Wednesday’s detailed report included the breakdown of Volkswagen’s operating profits by brand, including an 18.6% operating margin for Porsche that had nothing to do with hedging. If this number is sustained, it would mark the brand’s most lucrative year since the 2012 takeover. Still, the consistency of Porsche’s profitability over the past decade, even as revenue has more than doubled, is the real draw for investors. The lowest the margin has fallen annually was 15.4% in pandemic-stricken 2020.

This record puts Porsche ahead of its German premium peers, but not at the level of Ferrari, which reported a first-quarter operating margin of almost 26% Wednesday. Whether investors perceive Porsche as another German car maker or a unique luxury brand like Ferrari will make a huge difference to its valuation. Mercedes-Benz and BMW shares trade for 5.5 times forward earnings, compared with almost 40 for those of the Italian sports-car maker.

Assuming Porsche’s stock trades at a very rough midpoint between these two extremes, its market value might be around €80 billion, equivalent to roughly $84 billion, based on calculations by brokerage Cowen.

Volkswagen itself has a market value of just €92 billion. The comparison underlines the value that could be unlocked for investors through the minority IPO, which the company continues to plan for the fourth quarter. Unfortunately, the proposed deal is structured in a way that won’t give VW investors anything like full access to the gains. Instead they will get a special dividend equivalent to roughly half the proceeds of VW’s selling 25% of Porsche’s shares—a little over $10 billion in total if the subsidiary is valued at $84 billion.

The good news is that this special dividend doesn’t appear to be baked into VW’s more widely traded so-called preference shares, which are at a 12-year valuation low of 4.6 times expected earnings. There is room for hope to build as the IPO approaches.
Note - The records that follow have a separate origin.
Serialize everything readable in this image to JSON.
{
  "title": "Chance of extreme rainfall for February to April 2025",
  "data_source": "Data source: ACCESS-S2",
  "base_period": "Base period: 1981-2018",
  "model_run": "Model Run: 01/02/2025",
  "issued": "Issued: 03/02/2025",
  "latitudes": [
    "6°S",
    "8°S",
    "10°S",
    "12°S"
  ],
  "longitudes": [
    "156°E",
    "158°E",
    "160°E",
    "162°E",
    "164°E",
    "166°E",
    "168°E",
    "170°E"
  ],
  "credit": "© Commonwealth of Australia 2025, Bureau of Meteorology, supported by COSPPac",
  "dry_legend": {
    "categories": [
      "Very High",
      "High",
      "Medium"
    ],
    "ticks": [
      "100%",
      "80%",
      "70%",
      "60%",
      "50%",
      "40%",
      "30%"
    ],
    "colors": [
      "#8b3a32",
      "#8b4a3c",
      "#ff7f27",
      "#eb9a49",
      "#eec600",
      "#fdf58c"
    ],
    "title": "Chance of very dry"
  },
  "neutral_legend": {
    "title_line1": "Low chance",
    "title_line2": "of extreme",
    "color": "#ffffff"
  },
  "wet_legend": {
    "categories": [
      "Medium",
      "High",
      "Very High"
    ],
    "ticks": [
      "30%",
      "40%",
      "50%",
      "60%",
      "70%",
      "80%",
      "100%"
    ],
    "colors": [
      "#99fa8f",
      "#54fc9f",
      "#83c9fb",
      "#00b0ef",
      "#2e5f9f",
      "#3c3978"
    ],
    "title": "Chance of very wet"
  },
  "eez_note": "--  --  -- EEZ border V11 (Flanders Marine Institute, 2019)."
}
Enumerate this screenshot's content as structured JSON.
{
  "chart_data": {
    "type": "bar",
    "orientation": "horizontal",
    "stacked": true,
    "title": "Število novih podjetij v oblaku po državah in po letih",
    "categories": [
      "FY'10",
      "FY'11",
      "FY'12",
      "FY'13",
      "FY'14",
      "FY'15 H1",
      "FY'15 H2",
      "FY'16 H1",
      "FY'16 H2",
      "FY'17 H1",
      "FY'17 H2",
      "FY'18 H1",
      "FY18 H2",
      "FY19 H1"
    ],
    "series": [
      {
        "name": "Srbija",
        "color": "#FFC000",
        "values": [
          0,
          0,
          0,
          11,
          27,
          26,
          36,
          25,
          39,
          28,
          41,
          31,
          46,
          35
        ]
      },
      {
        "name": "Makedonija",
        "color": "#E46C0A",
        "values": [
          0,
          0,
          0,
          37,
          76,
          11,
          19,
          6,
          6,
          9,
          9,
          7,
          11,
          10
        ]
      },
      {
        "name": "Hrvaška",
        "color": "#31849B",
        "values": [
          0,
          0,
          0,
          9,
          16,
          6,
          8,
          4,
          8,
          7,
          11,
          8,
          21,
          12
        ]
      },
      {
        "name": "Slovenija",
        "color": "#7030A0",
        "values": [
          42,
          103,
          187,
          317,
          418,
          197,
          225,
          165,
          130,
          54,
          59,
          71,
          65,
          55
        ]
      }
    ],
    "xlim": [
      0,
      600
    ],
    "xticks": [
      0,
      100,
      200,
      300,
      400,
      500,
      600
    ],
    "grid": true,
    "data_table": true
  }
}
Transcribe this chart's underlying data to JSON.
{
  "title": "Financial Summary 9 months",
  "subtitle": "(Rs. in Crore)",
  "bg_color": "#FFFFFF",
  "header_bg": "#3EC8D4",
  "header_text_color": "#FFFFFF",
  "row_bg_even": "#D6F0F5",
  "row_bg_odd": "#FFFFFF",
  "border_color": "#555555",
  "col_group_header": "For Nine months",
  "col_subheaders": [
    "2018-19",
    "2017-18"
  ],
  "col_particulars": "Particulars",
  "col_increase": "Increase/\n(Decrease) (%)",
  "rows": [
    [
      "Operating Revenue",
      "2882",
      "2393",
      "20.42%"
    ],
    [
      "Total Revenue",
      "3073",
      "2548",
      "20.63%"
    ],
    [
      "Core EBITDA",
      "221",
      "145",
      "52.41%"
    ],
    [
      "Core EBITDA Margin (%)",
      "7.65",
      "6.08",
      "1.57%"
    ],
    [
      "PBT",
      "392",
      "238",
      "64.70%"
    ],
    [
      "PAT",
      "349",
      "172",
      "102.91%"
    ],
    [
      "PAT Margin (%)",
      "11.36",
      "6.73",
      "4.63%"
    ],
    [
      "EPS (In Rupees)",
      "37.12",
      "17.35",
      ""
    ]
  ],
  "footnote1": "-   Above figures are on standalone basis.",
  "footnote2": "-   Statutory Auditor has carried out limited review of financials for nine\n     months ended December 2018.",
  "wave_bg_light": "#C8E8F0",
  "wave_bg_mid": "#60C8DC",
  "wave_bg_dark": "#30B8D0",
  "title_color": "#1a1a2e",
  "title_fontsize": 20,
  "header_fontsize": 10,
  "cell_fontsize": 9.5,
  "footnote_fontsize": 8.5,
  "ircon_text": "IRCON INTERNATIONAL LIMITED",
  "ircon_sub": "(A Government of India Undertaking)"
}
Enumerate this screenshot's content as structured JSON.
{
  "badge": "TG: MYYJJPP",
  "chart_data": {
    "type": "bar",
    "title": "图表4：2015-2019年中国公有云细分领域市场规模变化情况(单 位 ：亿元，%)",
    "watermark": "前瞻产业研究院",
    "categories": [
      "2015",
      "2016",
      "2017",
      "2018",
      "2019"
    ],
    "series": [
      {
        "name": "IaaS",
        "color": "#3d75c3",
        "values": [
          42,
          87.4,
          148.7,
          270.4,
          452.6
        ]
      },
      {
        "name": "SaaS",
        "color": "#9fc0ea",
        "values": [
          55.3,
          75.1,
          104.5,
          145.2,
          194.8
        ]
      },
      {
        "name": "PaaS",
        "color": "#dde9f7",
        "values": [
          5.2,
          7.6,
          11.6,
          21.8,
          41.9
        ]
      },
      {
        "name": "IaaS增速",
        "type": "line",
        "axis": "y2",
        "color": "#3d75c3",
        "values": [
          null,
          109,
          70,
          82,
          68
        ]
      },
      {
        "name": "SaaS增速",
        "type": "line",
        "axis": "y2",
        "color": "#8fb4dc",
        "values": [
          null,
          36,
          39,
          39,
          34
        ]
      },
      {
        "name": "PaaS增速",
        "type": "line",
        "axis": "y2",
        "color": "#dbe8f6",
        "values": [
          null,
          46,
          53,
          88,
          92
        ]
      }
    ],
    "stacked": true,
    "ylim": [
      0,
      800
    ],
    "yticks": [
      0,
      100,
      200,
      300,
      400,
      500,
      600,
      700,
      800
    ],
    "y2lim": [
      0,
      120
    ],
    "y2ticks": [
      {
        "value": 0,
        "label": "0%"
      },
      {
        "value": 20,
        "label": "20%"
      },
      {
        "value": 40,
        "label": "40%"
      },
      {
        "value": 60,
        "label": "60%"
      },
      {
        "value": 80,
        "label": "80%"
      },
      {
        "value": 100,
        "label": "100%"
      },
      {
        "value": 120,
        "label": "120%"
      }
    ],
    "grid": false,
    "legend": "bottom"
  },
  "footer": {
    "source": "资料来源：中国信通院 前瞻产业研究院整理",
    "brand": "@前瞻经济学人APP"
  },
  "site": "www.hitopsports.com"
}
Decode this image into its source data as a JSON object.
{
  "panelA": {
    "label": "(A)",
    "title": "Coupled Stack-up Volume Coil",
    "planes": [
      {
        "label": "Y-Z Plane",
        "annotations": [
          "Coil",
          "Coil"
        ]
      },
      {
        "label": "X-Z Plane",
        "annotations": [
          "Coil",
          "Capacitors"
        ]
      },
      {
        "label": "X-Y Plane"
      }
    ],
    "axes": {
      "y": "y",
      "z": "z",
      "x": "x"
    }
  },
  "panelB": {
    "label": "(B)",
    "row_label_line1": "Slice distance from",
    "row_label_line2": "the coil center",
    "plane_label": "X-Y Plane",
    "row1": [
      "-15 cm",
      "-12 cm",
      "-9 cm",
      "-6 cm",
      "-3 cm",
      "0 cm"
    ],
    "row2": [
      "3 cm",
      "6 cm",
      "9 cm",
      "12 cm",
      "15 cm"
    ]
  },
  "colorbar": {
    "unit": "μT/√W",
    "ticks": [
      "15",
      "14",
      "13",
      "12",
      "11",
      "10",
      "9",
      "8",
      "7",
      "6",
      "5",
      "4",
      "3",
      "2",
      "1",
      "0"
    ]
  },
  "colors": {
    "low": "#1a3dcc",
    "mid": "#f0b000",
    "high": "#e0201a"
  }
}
VW’s “ordinary” shares, which are held mainly by anchor shareholders but also tracked by an American Depositary Receipt popular among U.S. individual investors, remain overvalued versus historical levels and the preference shares. Both instruments will receive the special dividend.

VW’s own controlling shareholder, which is confusingly called Porsche SE, offers an alternative way into the deal. This listed investment vehicle, run by VW Chairman Hans Dieter Pötsch, will perform a special role in the proposed IPO by buying a slug of Porsche voting shares from VW at a 7.5% premium—much lower than the 38% premium at which VW’s voting shares trade. Whatever the fiddly details, it may be safe to assume Porsche SE ends up winning in a complex transaction with a company that it controls.

The bottom line with the Porsche IPO is that the VW conglomerate discount that could be partially unwound is very large indeed. Even with an approach that is far from ideal, outside investors should end up enjoying some benefit.

I don’t assume our currently owned PAH3 will have anything to do with the announcement of Porsche IPO?